L’orologio che ha rovinato Macron

I giovani, ha spiegato lo scrittore Emmanuel Carrère, non sono scesi in piazza perché da vecchi dovranno lavorare due anni in più, ma per ribellarsi a una vita che si annuncia «de merde» (termine che nel linguaggio pubblico francese suona quasi abituale o comunque meno urticante che in italiano). Se alla vigilia del Sessantotto la Francia si annoiava, oggi, al tempo dei Gilet gialli e dei ferrovieri sempre in sciopero, sente di non contare più nulla, vede i salari erosi dall’inflazione, i mestieri cancellati o stravolti dalla tecnologia, la vita di relazione impoverita dai social; e non trova nel presidente non si dice una soluzione, ma almeno un’attenzione. Perché Giscard, oltre che dei diamanti, è anche il presidente del divorzio, dei diritti civili, della modernizzazione liberale; Macron è fondamentalmente l’argine contro il populismo, di destra e di sinistra, ma non è riuscito a risolvere le questioni da cui il populismo trae vita e forza.

Di questa vicenda resterà l’immagine dell’orologio tolto sotto il tavolo non perché sia la più importante, ma perché fotografa spietatamente l’idea di Macron come uomo delle élites, arresta il tempo della sua presidenza alla difesa dell’establishment, fissa magari ingiustamente il fermo-immagine del privilegio, della distanza dal popolo, dell’incapacità sia di affrontare i problemi epocali, sia di chinarsi sul solco delle piccole vite.

Macron, il quale è tutt’altro che uno sprovveduto, ha subito provato a rilanciare sulla politica estera. Un anno fa tentava invano di ammansire Putin. Stavolta è andato da Xi Jinping. La sua rivendicazione della sovranità francese e dell’autonomia europea è stata letta a Washington come un mezzo tradimento in una fase drammatica della storia, con l’Ucraina aggredita dai russi e Taiwan in bilico.
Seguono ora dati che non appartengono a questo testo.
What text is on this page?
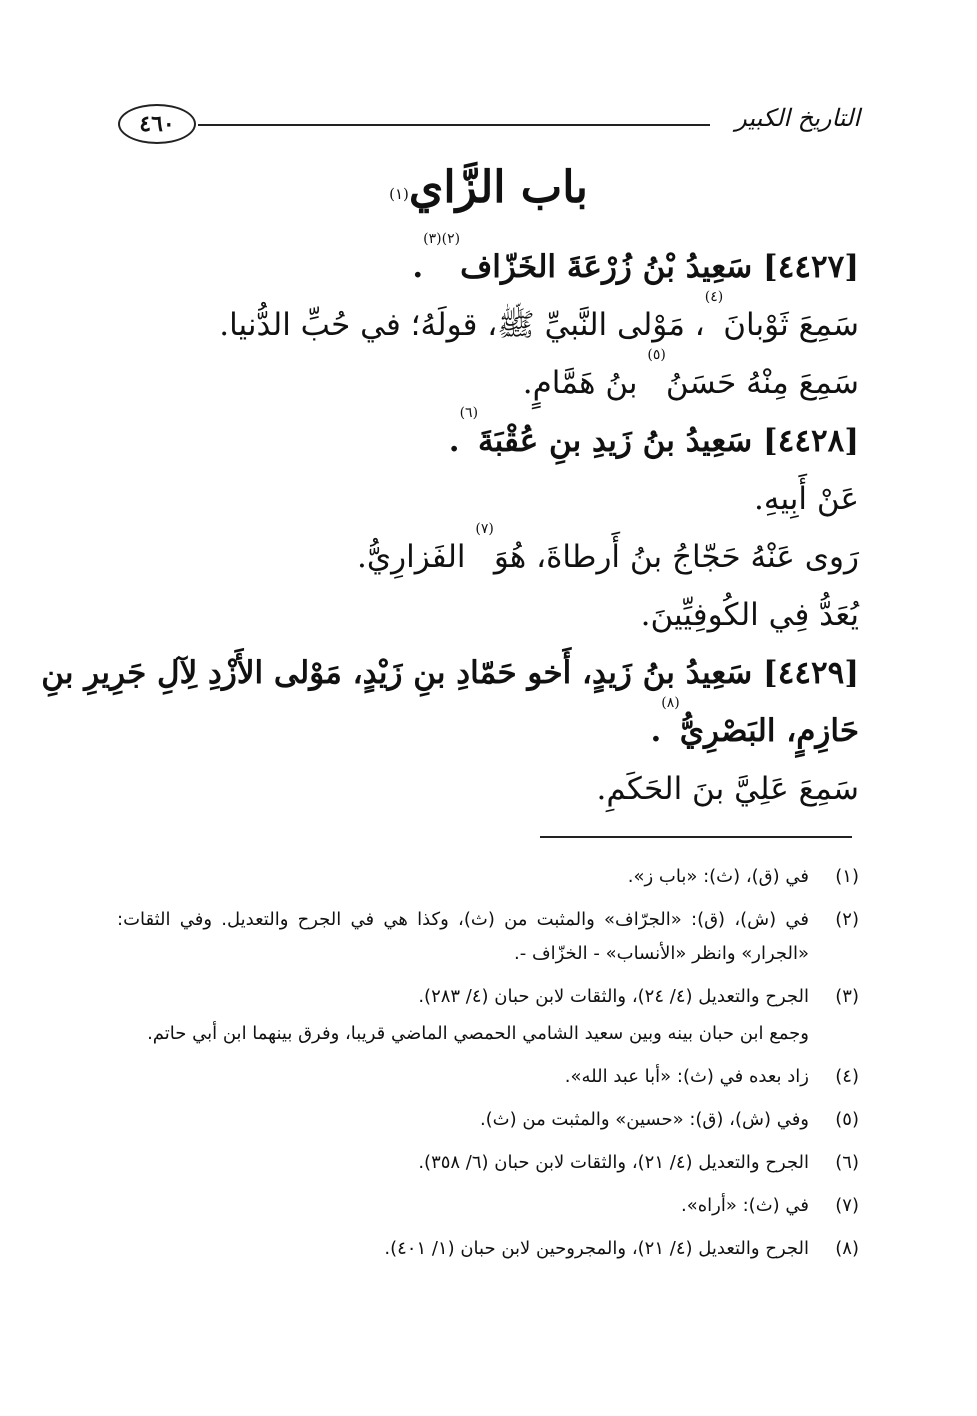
٤٦٠	التاريخ الكبير
باب الزَّاي$^{(١)}$
[٤٤٢٧] سَعِيدُ بْنُ زُرْعَةَ الخَزّاف$^{(٢)(٣)}$.
سَمِعَ ثَوْبانَ$^{(٤)}$، مَوْلى النَّبيِّ ﷺ، قولَهُ؛ في حُبِّ الدُّنيا.
سَمِعَ مِنْهُ حَسَنُ$^{(٥)}$ بنُ هَمَّامٍ.
[٤٤٢٨] سَعِيدُ بنُ زَيدِ بنِ عُقْبَةَ$^{(٦)}$.
عَنْ أَبِيهِ.
رَوى عَنْهُ حَجّاجُ بنُ أَرطاةَ، هُوَ$^{(٧)}$ الفَزارِيُّ.
يُعَدُّ فِي الكُوفِيِّينَ.
[٤٤٢٩] سَعِيدُ بنُ زَيدٍ، أَخو حَمّادِ بنِ زَيْدٍ، مَوْلى الأَزْدِ لِآلِ جَرِيرِ بنِ
حَازِمٍ، البَصْرِيُّ$^{(٨)}$.
سَمِعَ عَلِيَّ بنَ الحَكَمِ.
(١)
في (ق)، (ث): «باب ز».
(٢)
في (ش)، (ق): «الجرّاف» والمثبت من (ث)، وكذا هي في الجرح والتعديل. وفي الثقات: «الجرار» وانظر «الأنساب» - الخزّاف -.
(٣)
الجرح والتعديل (٤/ ٢٤)، والثقات لابن حبان (٤/ ٢٨٣).
وجمع ابن حبان بينه وبين سعيد الشامي الحمصي الماضي قريبا، وفرق بينهما ابن أبي حاتم.
(٤)
زاد بعده في (ث): «أبا عبد الله».
(٥)
وفي (ش)، (ق): «حسين» والمثبت من (ث).
(٦)
الجرح والتعديل (٤/ ٢١)، والثقات لابن حبان (٦/ ٣٥٨).
(٧)
في (ث): «أراه».
(٨)
الجرح والتعديل (٤/ ٢١)، والمجروحين لابن حبان (١/ ٤٠١).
In realtà, Macron si muove in continuità con la politica della destra repubblicana del suo Paese. De Gaulle uscì dal comando integrato della Nato. Chirac — a differenza del laburista Blair — rifiutò di seguire Bush nella guerra in Iraq.

Ma alla fine persino un gigante della storia come il Generale viene ricordato per qualche piccola cosa. Facezie, magari false o ricamate, tipo «impossibile governare un Paese che ha 246 tipi di formaggio» (i numeri cambiano, secondo un’altra versione De Gaulle si sarebbe chiesto come governare un Paese che ha più formaggi dei giorni del calendario); e poi, ovviamente, «vasto programma» a chi gli grida «morte ai coglioni!». A De Gaulle hanno pure sparato (e lui graziò i sicari ma fece giustiziare il mandante, dicendo che «la cattiva mira non è un attenuante»); ma nessuno l’avrebbe mai preso a schiaffi per strada, com’è accaduto a Macron. A noi piace ricordare il Generale che, alla vigilia del ballottaggio del 1965 con Mitterrand, ordina al ministro degli Interni, che gli aveva trovato la foto del rivale con il capo della polizia di Vichy: «Metta via quella roba». Quando si era spento il suo antico mentore Pétain, vincitore della Grande Guerra ma condannato alla fucilazione per collaborazionismo (e poi graziato proprio da lui), sul certificato di morte scrissero «sans profession», come fosse un cadavere anonimo raccolto per strada. De Gaulle disse: «Scrivete: “Philippe Pétain, maréchal de France”». E nessuno si è mai chiesto quale orologio portasse mentre lo diceva, e quanto valesse.